Tenho consulta na neurologista no próximo mês. Que lhe vou dizer? Não
posso dizer-lhe que esteja pior, embora ao longo deste ano eu tenha tido
momentos difíceis, a precisar de acompanhamento médico, a precisar de ajuda.
Tive – e ainda tenho – um grave problema de sonolência que me “obriga” a passar
as manhãs na cama, sem força nem vontade para me levantar. Mesmo durante o
resto do dia essa sonolência faz-se sentir, apesar dos meus esforços em
afastá-la. Estou no entanto a “melhorar”, a dormir apenas oito ou nove horas,
mas com muitas interrupções. O problema é que eu gosto dessas manhãs na cama, como se aquela preguiça fosse uma virtude.

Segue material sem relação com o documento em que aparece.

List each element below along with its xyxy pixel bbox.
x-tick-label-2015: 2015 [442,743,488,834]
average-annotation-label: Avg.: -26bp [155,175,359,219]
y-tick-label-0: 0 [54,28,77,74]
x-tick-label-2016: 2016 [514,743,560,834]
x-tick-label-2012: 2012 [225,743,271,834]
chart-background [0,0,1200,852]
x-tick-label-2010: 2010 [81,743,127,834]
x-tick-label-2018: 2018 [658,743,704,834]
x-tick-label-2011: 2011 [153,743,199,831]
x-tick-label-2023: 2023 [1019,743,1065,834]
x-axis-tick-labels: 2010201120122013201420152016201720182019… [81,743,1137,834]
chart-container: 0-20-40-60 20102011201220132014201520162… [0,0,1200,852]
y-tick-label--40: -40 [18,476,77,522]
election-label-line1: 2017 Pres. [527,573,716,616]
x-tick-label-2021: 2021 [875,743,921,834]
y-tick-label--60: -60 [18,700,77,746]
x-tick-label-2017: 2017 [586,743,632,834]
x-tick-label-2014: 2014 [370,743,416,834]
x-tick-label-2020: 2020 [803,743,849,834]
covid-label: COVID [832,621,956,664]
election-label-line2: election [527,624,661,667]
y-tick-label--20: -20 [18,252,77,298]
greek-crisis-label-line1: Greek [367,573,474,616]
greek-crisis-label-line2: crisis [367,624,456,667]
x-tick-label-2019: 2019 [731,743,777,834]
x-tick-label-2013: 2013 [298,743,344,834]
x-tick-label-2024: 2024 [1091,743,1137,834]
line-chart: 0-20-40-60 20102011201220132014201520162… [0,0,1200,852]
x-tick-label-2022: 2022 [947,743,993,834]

A doença do meu cunhado também veio abalar a minha confiança.
Aparentemente está com Alzheimer, num estado mais avançado da doença, passa o
dia deitado, mal se sustem nas pernas, não caminha e o apetite é cada vez
menos. Assistir à degradação do seu estado não tem ajudado a olhar o futuro com
optimismo.
Mas eu tento lutar. Eu diria mesmo que tenho vivido os melhores dias
da minha vida. Existe uma paz interior, consciente e sem ansiedade. A verdade é que me
satisfaço com menos, não atravessei ainda a fase do desencanto. Tudo aquilo
que eu possa disfrutar no dia a dia, é uma dádiva. Tenho prazer na leitura,
na internet, no contacto com as pessoas de quem gosto. Sinto-me cansado das
pernas, mas enquanto o tempo o permitir, não quero interromper as caminhadas.
Por isso não sei o que vou dizer à neurologista. A não ser falar do
excesso de sono e da falta de vontade. E claro, da perda de memória, cada vez
mais agravada. E também adivinho o que ela me vai dizer.